Valentine’s Day Dessert Idea: The Simple Crêpe

Now I would not encourage you to feed your dog leftovers from the table, but sometimes you take inspiration where you find it. A famous french dessert, crêpe suzette is a simple dish which could add a touch of flash and elegance to your upcoming Valentine’s meal. Think large thin pancake in a sauce of caramelized sugar and butter, orange juice and zest, topped with flaming orange flavoured liqueur, such as Grand Marnier, Cointreau.


While everyone agrees that the “Suzette” was created in France in the late 1800s, the exact orgin is unclear. Was it named after Princess Suzanne (daughter of Edward, Prince of Wales, son of Queen Victoria) by accident? Or was it a creation to draw a crowd, inspired by french stage actress Suzette (Suzanne Reichenberg) whose character served crêpes on stage. Either way, it is a special sweet treat and can be made in under half an hour.

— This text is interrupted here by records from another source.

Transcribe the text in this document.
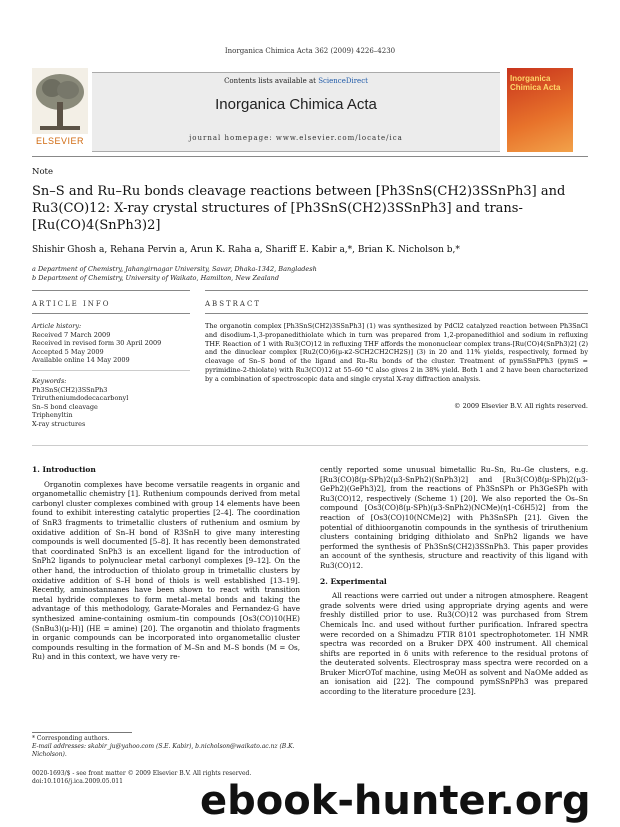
Inorganica Chimica Acta 362 (2009) 4226–4230
Contents lists available at ScienceDirect
Inorganica Chimica Acta
journal homepage: www.elsevier.com/locate/ica
ELSEVIER
Inorganica Chimica Acta
Note
Sn–S and Ru–Ru bonds cleavage reactions between [Ph3SnS(CH2)3SSnPh3] and Ru3(CO)12: X-ray crystal structures of [Ph3SnS(CH2)3SSnPh3] and trans-[Ru(CO)4(SnPh3)2]
Shishir Ghosh a, Rehana Pervin a, Arun K. Raha a, Shariff E. Kabir a,*, Brian K. Nicholson b,*
a Department of Chemistry, Jahangirnagar University, Savar, Dhaka-1342, Bangladesh
b Department of Chemistry, University of Waikato, Hamilton, New Zealand
ARTICLE INFO	ABSTRACT
Article history:
Received 7 March 2009
Received in revised form 30 April 2009
Accepted 5 May 2009
Available online 14 May 2009
Keywords:
Ph3SnS(CH2)3SSnPh3
Trirutheniumdodecacarbonyl
Sn–S bond cleavage
Triphenyltin
X-ray structures
The organotin complex [Ph3SnS(CH2)3SSnPh3] (1) was synthesized by PdCl2 catalyzed reaction between Ph3SnCl and disodium-1,3-propanedithiolate which in turn was prepared from 1,2-propanedithiol and sodium in refluxing THF. Reaction of 1 with Ru3(CO)12 in refluxing THF affords the mononuclear complex trans-[Ru(CO)4(SnPh3)2] (2) and the dinuclear complex [Ru2(CO)6(μ-κ2-SCH2CH2CH2S)] (3) in 20 and 11% yields, respectively, formed by cleavage of Sn–S bond of the ligand and Ru–Ru bonds of the cluster. Treatment of pymSSnPPh3 (pymS = pyrimidine-2-thiolate) with Ru3(CO)12 at 55–60 °C also gives 2 in 38% yield. Both 1 and 2 have been characterized by a combination of spectroscopic data and single crystal X-ray diffraction analysis.
© 2009 Elsevier B.V. All rights reserved.
1. Introduction
Organotin complexes have become versatile reagents in organic and organometallic chemistry [1]. Ruthenium compounds derived from metal carbonyl cluster complexes combined with group 14 elements have been found to exhibit interesting catalytic properties [2–4]. The coordination of SnR3 fragments to trimetallic clusters of ruthenium and osmium by oxidative addition of Sn–H bond of R3SnH to give many interesting compounds is well documented [5–8]. It has recently been demonstrated that coordinated SnPh3 is an excellent ligand for the introduction of SnPh2 ligands to polynuclear metal carbonyl complexes [9–12]. On the other hand, the introduction of thiolato group in trimetallic clusters by oxidative addition of S–H bond of thiols is well established [13–19]. Recently, aminostannanes have been shown to react with transition metal hydride complexes to form metal–metal bonds and taking the advantage of this methodology, Garate-Morales and Fernandez-G have synthesized amine-containing osmium–tin compounds [Os3(CO)10(HE)(SnBu3)(μ-H)] (HE = amine) [20]. The organotin and thiolato fragments in organic compounds can be incorporated into organometallic cluster compounds resulting in the formation of M–Sn and M–S bonds (M = Os, Ru) and in this context, we have very re-
cently reported some unusual bimetallic Ru–Sn, Ru–Ge clusters, e.g. [Ru3(CO)8(μ-SPh)2(μ3-SnPh2)(SnPh3)2] and [Ru3(CO)8(μ-SPh)2(μ3-GePh2)(GePh3)2], from the reactions of Ph3SnSPh or Ph3GeSPh with Ru3(CO)12, respectively (Scheme 1) [20]. We also reported the Os–Sn compound [Os3(CO)8(μ-SPh)(μ3-SnPh2)(NCMe)(η1-C6H5)2] from the reaction of [Os3(CO)10(NCMe)2] with Ph3SnSPh [21]. Given the potential of dithioorganotin compounds in the synthesis of triruthenium clusters containing bridging dithiolato and SnPh2 ligands we have performed the synthesis of Ph3SnS(CH2)3SSnPh3. This paper provides an account of the synthesis, structure and reactivity of this ligand with Ru3(CO)12.
2. Experimental
All reactions were carried out under a nitrogen atmosphere. Reagent grade solvents were dried using appropriate drying agents and were freshly distilled prior to use. Ru3(CO)12 was purchased from Strem Chemicals Inc. and used without further purification. Infrared spectra were recorded on a Shimadzu FTIR 8101 spectrophotometer. 1H NMR spectra was recorded on a Bruker DPX 400 instrument. All chemical shifts are reported in δ units with reference to the residual protons of the deuterated solvents. Electrospray mass spectra were recorded on a Bruker MicrOTof machine, using MeOH as solvent and NaOMe added as an ionisation aid [22]. The compound pymSSnPPh3 was prepared according to the literature procedure [23].
* Corresponding authors.
E-mail addresses: skabir_ju@yahoo.com (S.E. Kabir), b.nicholson@waikato.ac.nz (B.K. Nicholson).
0020-1693/$ - see front matter © 2009 Elsevier B.V. All rights reserved.
doi:10.1016/j.ica.2009.05.011	ebook-hunter.org
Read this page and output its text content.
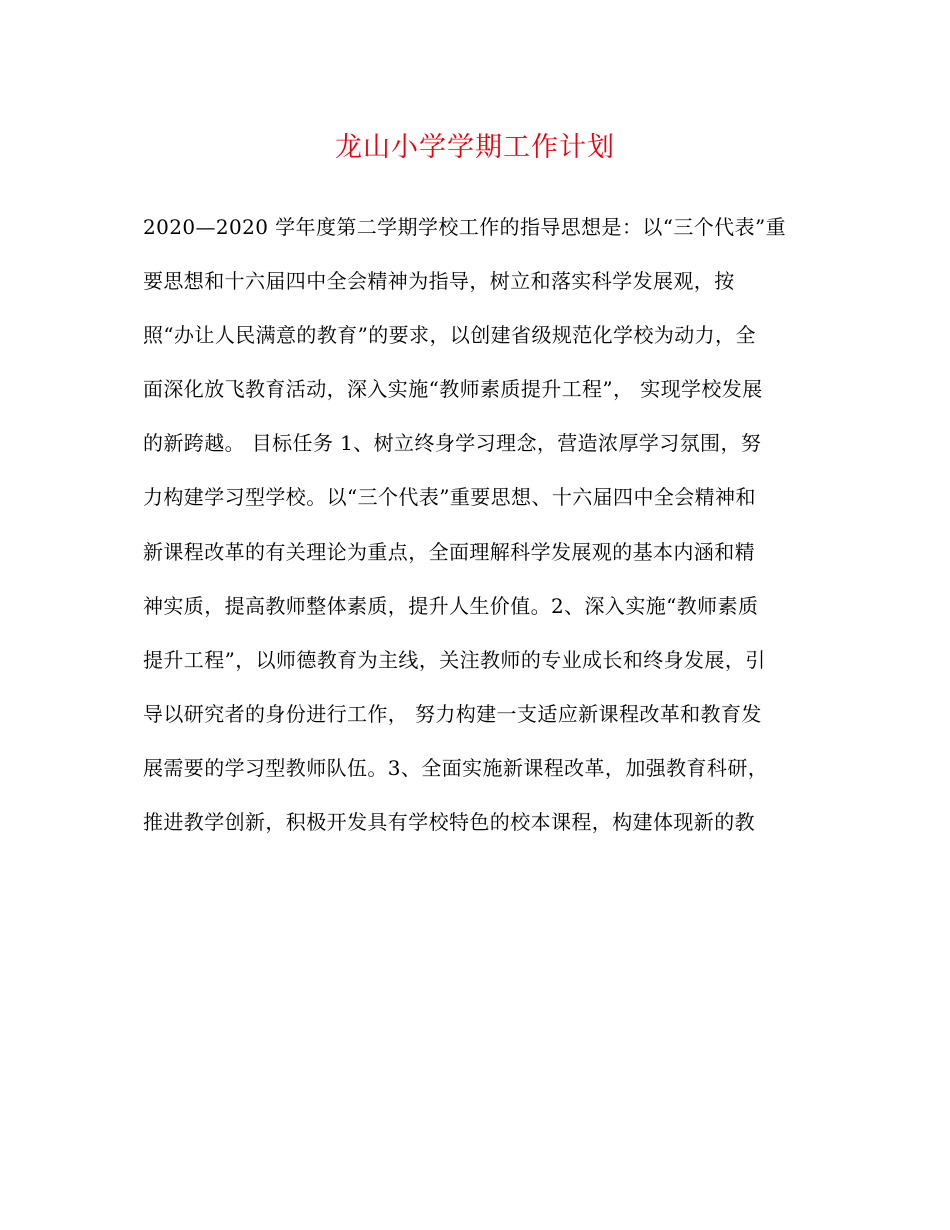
龙山小学学期工作计划
2020—2020 学年度第二学期学校工作的指导思想是：以“三个代表”重
要思想和十六届四中全会精神为指导，树立和落实科学发展观，按
照“办让人民满意的教育”的要求，以创建省级规范化学校为动力，全
面深化放飞教育活动，深入实施“教师素质提升工程”， 实现学校发展
的新跨越。 目标任务 1、树立终身学习理念，营造浓厚学习氛围，努
力构建学习型学校。以“三个代表”重要思想、十六届四中全会精神和
新课程改革的有关理论为重点，全面理解科学发展观的基本内涵和精
神实质，提高教师整体素质，提升人生价值。2、深入实施“教师素质
提升工程”，以师德教育为主线，关注教师的专业成长和终身发展，引
导以研究者的身份进行工作， 努力构建一支适应新课程改革和教育发
展需要的学习型教师队伍。3、全面实施新课程改革，加强教育科研，
推进教学创新，积极开发具有学校特色的校本课程，构建体现新的教
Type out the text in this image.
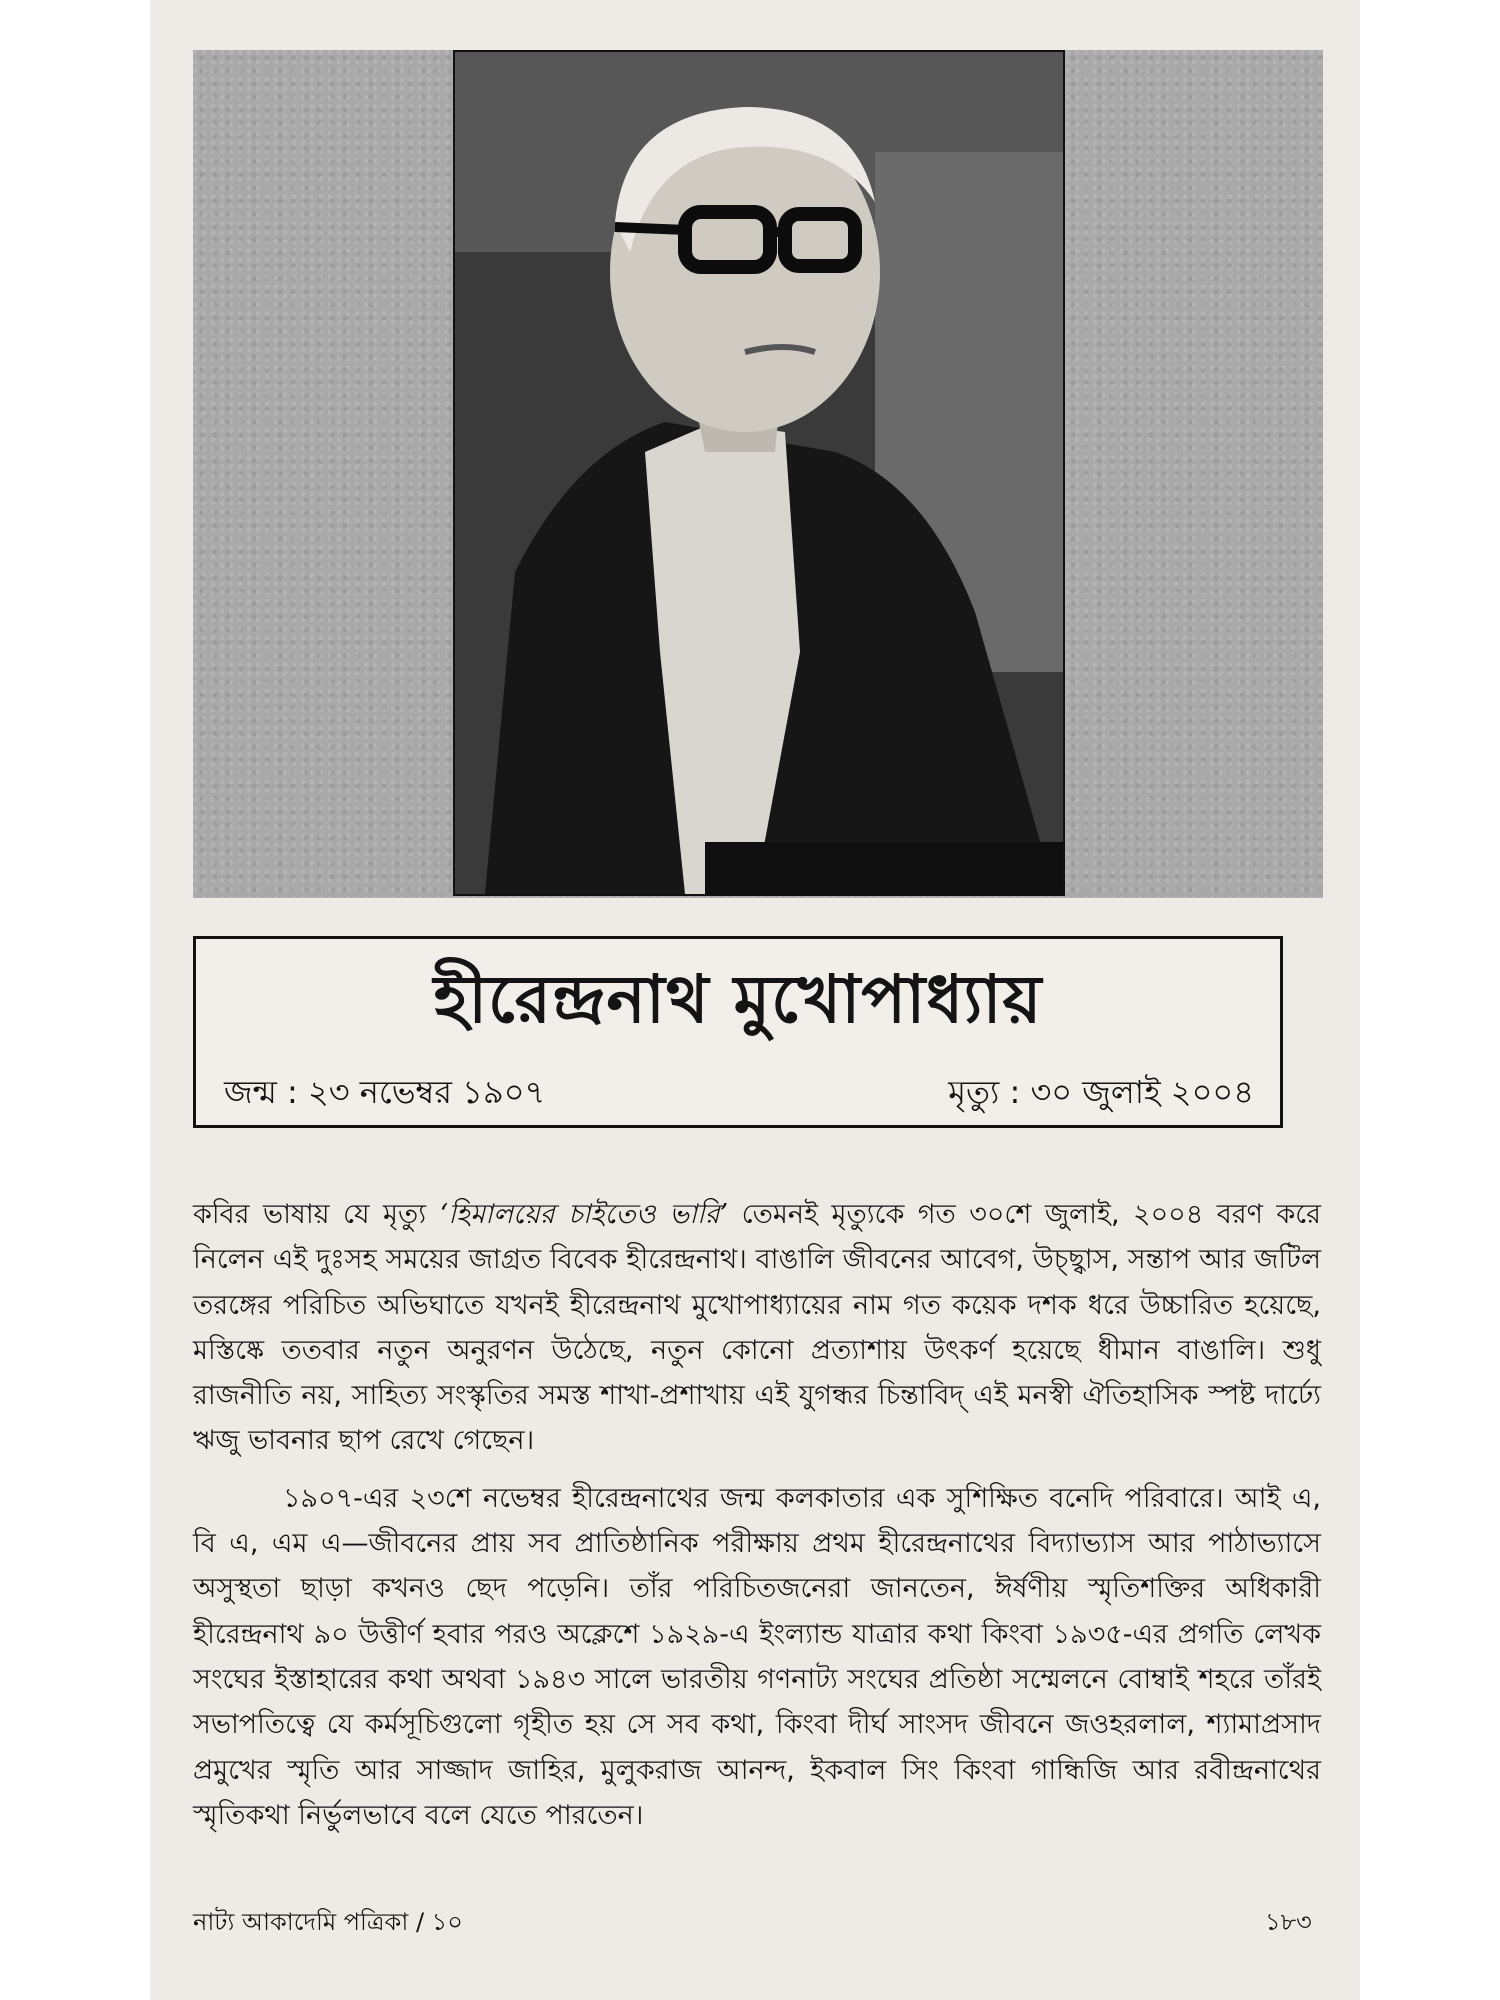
হীরেন্দ্রনাথ মুখোপাধ্যায়
জন্ম : ২৩ নভেম্বর ১৯০৭	মৃত্যু : ৩০ জুলাই ২০০৪

কবির ভাষায় যে মৃত্যু ‘হিমালয়ের চাইতেও ভারি’ তেমনই মৃত্যুকে গত ৩০শে জুলাই, ২০০৪ বরণ করে নিলেন এই দুঃসহ সময়ের জাগ্রত বিবেক হীরেন্দ্রনাথ। বাঙালি জীবনের আবেগ, উচ্ছ্বাস, সন্তাপ আর জটিল তরঙ্গের পরিচিত অভিঘাতে যখনই হীরেন্দ্রনাথ মুখোপাধ্যায়ের নাম গত কয়েক দশক ধরে উচ্চারিত হয়েছে, মস্তিষ্কে ততবার নতুন অনুরণন উঠেছে, নতুন কোনো প্রত্যাশায় উৎকর্ণ হয়েছে ধীমান বাঙালি। শুধু রাজনীতি নয়, সাহিত্য সংস্কৃতির সমস্ত শাখা-প্রশাখায় এই যুগন্ধর চিন্তাবিদ্‌ এই মনস্বী ঐতিহাসিক স্পষ্ট দার্ঢ্যে ঋজু ভাবনার ছাপ রেখে গেছেন।

১৯০৭-এর ২৩শে নভেম্বর হীরেন্দ্রনাথের জন্ম কলকাতার এক সুশিক্ষিত বনেদি পরিবারে। আই এ, বি এ, এম এ—জীবনের প্রায় সব প্রাতিষ্ঠানিক পরীক্ষায় প্রথম হীরেন্দ্রনাথের বিদ্যাভ্যাস আর পাঠাভ্যাসে অসুস্থতা ছাড়া কখনও ছেদ পড়েনি। তাঁর পরিচিতজনেরা জানতেন, ঈর্ষণীয় স্মৃতিশক্তির অধিকারী হীরেন্দ্রনাথ ৯০ উত্তীর্ণ হবার পরও অক্লেশে ১৯২৯-এ ইংল্যান্ড যাত্রার কথা কিংবা ১৯৩৫-এর প্রগতি লেখক সংঘের ইস্তাহারের কথা অথবা ১৯৪৩ সালে ভারতীয় গণনাট্য সংঘের প্রতিষ্ঠা সম্মেলনে বোম্বাই শহরে তাঁরই সভাপতিত্বে যে কর্মসূচিগুলো গৃহীত হয় সে সব কথা, কিংবা দীর্ঘ সাংসদ জীবনে জওহরলাল, শ্যামাপ্রসাদ প্রমুখের স্মৃতি আর সাজ্জাদ জাহির, মুলুকরাজ আনন্দ, ইকবাল সিং কিংবা গান্ধিজি আর রবীন্দ্রনাথের স্মৃতিকথা নির্ভুলভাবে বলে যেতে পারতেন।

নাট্য আকাদেমি পত্রিকা / ১০	১৮৩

You can prepare crepes in advance and finish the sauce when it is show time. Foodies will likely have their own crepe pans, but don’t be intimidated if you don’t have one. My purpose here is to help you “give it a go”.

The recipe is simple and instructions are detailed to help you along. Get inspired and create your own, just be careful playing with fire!

Classic Crêpes Suzette


French Fast Food: Classic Crêpes Suzette

This is a special dessert which can be made in under half an hour. Don't fret if you don't own a crêpe pan, a 7" frying pan will do.
Course Dessert
Cuisine English
Prep Time 5 minutes
Cook Time 30 minutes
Total Time 35 minutes
Servings 16 crêpes


For the crêpes

  • 1 cup unbleached flour sifted
  • 1 pinch salt
  • 2 large eggs
  • 1 cup milk mixed with 1/4 cup water
  • 1/4 cup butter
  • 1 medium orange grated zest only
  • 1 tbsp caster (fine) sugar

For the sauce

  • 5 oz orange juice (from 3-4 medium oranges)
  • 1 medium orange grated zest only
  • 1 small lemon grated rind and juice
  • 1 tbsp caster (fine) sugar
  • 3 tbsp Grand Marnier, Cointreau or brandy
  • 1/4 cup unsalted butter
  • few tbsp, Grand Marnier, for flaming


  • Sift the flour and salt into a large mixing bowl.
  • Make a well in the centre of the flour and break the eggs into it, and then whisk the eggs and incorporate the flour.
  • Gradually add the milk/water mixture, whisking until the batter is smooth, with the consistency of thin cream.
  • Melt the butter in a large pan. Spoon 2 tbsp of the butter into the batter and whisk it in, then pour the rest into a small bowl and set aside. Stir the orange zest and caster sugar into the batter.
  • Heat the pan to high, then turn the heat down to medium. Using a paper towel dip into the melted butter and wipe on the pan. Spoon a ½ tbsp of batter at a time in a 7 in pan.
  • As soon as the batter hits the hot pan, tip it around from side to side to get the base evenly coated with batter. It should take only half a minute or so to cook; you can lift the edge with a palette knife to see if it’s tinged gold as it should be.
  • Flip the pancake over with palette knife – the other side will need a few seconds only – then simply slide it out of the pan onto a plate. You should end up with 15-16 crêpes.
  • Stack the pancakes between sheets of wax paper on a plate fitted over simmering water, to keep them warm while you make the rest.
  • Mix all the ingredients, except the butter, in a bowl.
  • Warm your serving plates at the same time,
  • Now melt the butter in the frying pan, pour in the sauce and allow it to heat very gently.
  • Then place the first crêpes in the pan and give it time to warm through before folding it in half and then in half again to make a triangular shape.
  • Slide this onto the very edge of the pan, tilt the pan slightly so the sauce runs back into the centre, then add the next crêpe. Continue like this until they’re all re-heated, folded and well soaked with the sauce.
  • You can flame them at this point if you like. Heat a metal ladle by holding it over a gas flame or by resting it on the edge of a hotplate, then, away from the heat, pour a little liqueur or brandy into it, return it to the heat to warm the spirit, then set light to it. Carry the flaming ladle to the table over the pan and pour the flames over the crêpes before serving on the warmed plates.